I am hoping in June (don’t hold me to it…its just a hope) we should be able to give you something.

1 Like

Yeah perhaps they could of picked a better different name than “Ezlo Plus”.

They have Ezlo Plug and Ezlo Atom, thought that was an old Intel CPU?

Is there going to be a hub above the Ezlo Plus?

What’s the flagship hub called? The one I want with more horse power.

I know @melih says his FW doesn’t necessarily need more horses under the hood.

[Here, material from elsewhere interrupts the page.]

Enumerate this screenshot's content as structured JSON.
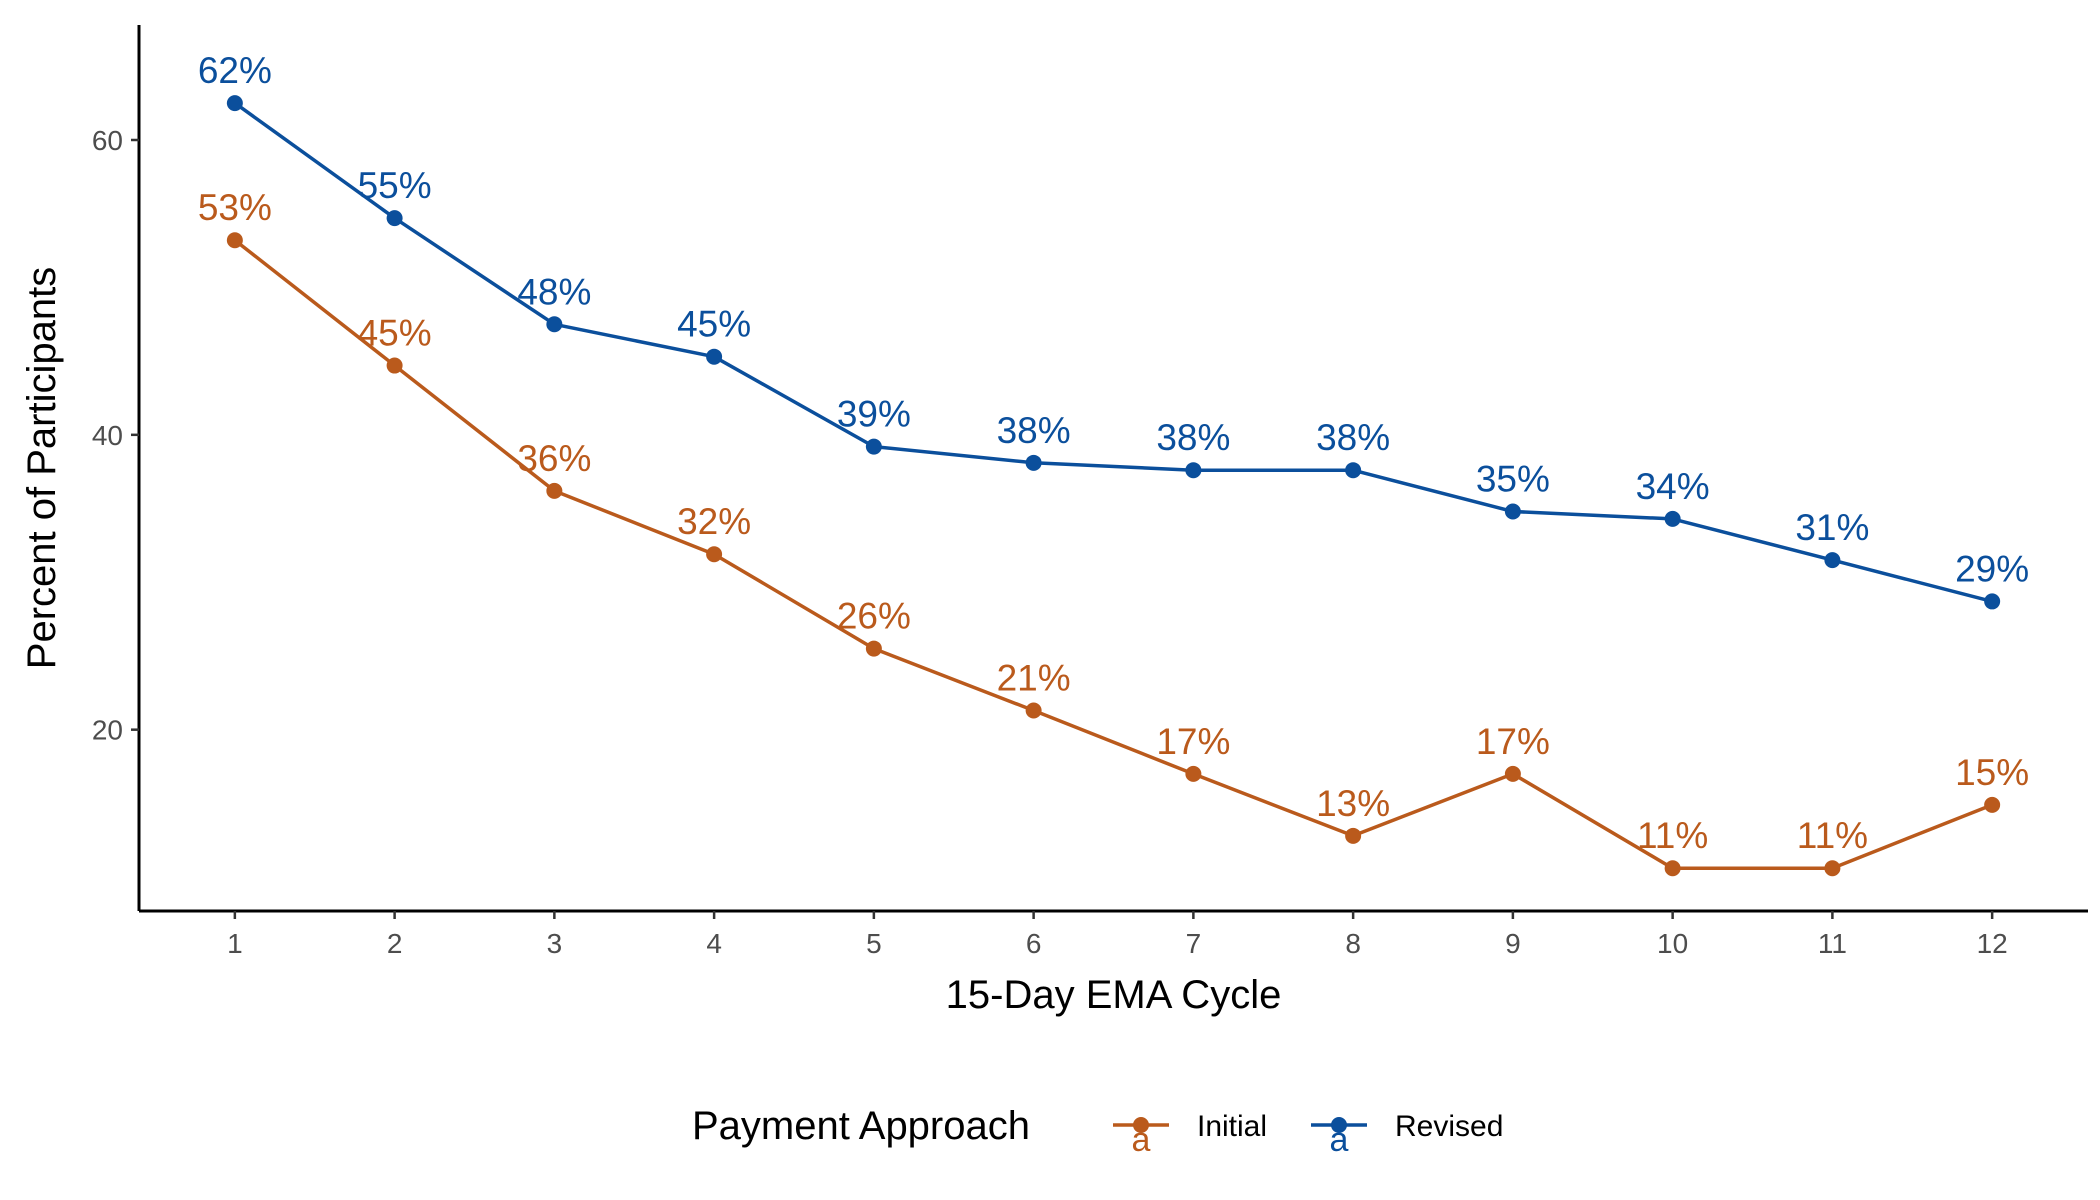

But I sleep easier knowing my Ezlo hub has some horses spare for the future and all these new plugins I hope we see.

Ezlo Plug
Ezlo Stick
Ezlo Hub
Ezlo Max

Better names?

Who knows I dont really care as long as they bloody work.

yes…Ezlo Plus Plus :slight_smile: (these are internal names us programmers give to our products…remember C++? ?..I am sure marketing has different names for them like Ezlo Edge etc…

Ezlo Atom (RTOS) (either just Zwave or Zigbee + wifi)
Ezlo BeeWave (Linux but same form factor as Atom, eg: usb stick and has both Zwave and Zigbee and wifi)
Ezlo Edge (aka plus) (Linux and different enclosure)
Ezle Edge+ (Linux and bigger enclosure as it has battery backup, 4g etc).